# Looking for the right substrate.



## Tropicana (Feb 15, 2009)

Hey guys, Ive been searching for a substrate that is black not like sand and more like eco-complete. I need to get enough for my 180 gallon aquarium and it has to be okay for sifting Cichlids. I would prefer not to pay $35.99 for 20lbs per bag of eco-complete lol.

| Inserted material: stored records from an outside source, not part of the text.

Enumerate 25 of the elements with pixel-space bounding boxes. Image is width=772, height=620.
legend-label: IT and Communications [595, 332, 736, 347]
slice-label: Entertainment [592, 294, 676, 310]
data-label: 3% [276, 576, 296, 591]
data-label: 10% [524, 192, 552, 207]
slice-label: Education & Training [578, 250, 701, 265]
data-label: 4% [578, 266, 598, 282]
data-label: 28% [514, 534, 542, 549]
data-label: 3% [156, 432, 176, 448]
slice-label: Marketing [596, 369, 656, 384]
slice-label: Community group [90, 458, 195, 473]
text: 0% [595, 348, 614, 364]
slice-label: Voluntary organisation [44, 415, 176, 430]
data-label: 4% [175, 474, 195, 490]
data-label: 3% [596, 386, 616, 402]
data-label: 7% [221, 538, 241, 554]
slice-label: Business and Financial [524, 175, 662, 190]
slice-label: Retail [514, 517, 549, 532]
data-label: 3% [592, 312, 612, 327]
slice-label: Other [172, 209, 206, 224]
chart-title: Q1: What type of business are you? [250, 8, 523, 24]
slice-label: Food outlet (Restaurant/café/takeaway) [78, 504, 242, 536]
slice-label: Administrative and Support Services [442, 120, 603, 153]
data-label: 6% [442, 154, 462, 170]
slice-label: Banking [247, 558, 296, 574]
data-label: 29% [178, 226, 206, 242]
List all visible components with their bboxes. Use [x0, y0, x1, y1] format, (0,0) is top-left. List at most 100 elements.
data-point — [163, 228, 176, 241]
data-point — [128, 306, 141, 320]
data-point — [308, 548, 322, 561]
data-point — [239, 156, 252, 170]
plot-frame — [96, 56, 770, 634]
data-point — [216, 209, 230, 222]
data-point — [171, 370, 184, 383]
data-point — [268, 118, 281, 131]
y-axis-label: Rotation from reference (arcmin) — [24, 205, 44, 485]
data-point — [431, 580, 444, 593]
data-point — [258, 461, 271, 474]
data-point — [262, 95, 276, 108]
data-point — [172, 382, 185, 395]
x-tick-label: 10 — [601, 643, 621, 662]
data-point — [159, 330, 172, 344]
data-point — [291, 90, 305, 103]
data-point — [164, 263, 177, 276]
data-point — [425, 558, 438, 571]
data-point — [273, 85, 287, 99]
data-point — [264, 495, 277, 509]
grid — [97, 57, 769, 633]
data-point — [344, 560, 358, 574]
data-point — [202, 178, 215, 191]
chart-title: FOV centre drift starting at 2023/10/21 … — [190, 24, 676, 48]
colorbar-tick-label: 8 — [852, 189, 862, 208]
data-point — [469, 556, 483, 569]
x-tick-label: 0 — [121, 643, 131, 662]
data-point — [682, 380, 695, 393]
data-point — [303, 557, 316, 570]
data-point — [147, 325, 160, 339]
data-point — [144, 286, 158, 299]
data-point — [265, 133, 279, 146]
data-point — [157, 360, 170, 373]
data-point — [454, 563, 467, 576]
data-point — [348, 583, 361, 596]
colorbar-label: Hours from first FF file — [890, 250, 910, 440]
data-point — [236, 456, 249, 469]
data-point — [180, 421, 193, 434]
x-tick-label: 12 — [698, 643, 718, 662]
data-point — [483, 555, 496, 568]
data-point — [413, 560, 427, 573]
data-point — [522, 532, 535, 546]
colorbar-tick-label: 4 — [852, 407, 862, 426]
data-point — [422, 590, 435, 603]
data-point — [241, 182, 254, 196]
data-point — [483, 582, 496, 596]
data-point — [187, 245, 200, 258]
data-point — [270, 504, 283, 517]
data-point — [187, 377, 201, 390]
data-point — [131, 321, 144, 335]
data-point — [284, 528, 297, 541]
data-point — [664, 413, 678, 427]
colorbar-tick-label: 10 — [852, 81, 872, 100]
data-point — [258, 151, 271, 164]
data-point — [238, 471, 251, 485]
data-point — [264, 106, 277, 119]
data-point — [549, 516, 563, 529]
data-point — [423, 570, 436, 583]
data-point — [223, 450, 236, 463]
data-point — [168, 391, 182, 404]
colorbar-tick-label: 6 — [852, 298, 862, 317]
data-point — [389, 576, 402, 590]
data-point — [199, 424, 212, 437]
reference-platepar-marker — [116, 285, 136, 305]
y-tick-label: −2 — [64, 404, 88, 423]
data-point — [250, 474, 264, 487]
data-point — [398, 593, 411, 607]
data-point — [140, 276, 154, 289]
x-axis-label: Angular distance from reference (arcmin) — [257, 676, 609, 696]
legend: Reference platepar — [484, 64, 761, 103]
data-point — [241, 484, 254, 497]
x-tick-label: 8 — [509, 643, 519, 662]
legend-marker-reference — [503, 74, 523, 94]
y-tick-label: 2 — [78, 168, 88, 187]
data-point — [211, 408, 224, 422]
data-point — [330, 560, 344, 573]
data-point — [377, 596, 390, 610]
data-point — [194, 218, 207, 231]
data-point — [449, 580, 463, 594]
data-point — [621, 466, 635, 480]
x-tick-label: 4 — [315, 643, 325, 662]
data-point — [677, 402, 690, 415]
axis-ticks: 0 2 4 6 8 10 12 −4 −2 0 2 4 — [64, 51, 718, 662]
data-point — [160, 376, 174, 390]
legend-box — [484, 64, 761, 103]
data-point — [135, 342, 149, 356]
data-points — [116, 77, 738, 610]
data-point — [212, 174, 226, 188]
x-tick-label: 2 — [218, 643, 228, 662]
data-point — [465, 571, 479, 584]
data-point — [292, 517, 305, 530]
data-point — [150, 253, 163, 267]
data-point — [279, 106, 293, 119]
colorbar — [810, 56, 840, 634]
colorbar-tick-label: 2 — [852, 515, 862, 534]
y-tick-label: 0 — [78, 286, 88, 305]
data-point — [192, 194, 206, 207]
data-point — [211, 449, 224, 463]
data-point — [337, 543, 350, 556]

Anyone know what substrate would match my needs. I plan to plant large swords and some crypts in there as well. Mostly root feeding plants so ill be using root tabs.

Thanks.


----------



## mrobson (Mar 5, 2011)

i usually eat the cost and buy flourite but i dont think the grains would be right for cichlids you would want a more pebble shaped substrate which wont work for plants. Have you considered a thin layer of the good plant friendly stuff 1st then the cichlid pebbles on top. Im not sure how active your guys are, my cichlids were constantly moving pebbles around their tank which prevented me from planting


----------



## Tropicana (Feb 15, 2009)

Well the Cichlids i have are sand sifting Cichlids, Geophagus. So i would be worried about them cutting their gills or mouth on sharp stone.


----------



## mrobson (Mar 5, 2011)

although now that i think about it when i had my dragon gobys they would sift and move the substrate, i would think these guys would be more sensitive to to the sharp rocks. But that being said if they like to play with the sand if you layer they would just mix it all up so maybe just get some decent sand and does it with nutrients. You can could also try the flourite sand they have but i would imagine it would be fairly expensive.

http://www.seachem.com/Products/product_pages/FlouriteBlackSand.html


----------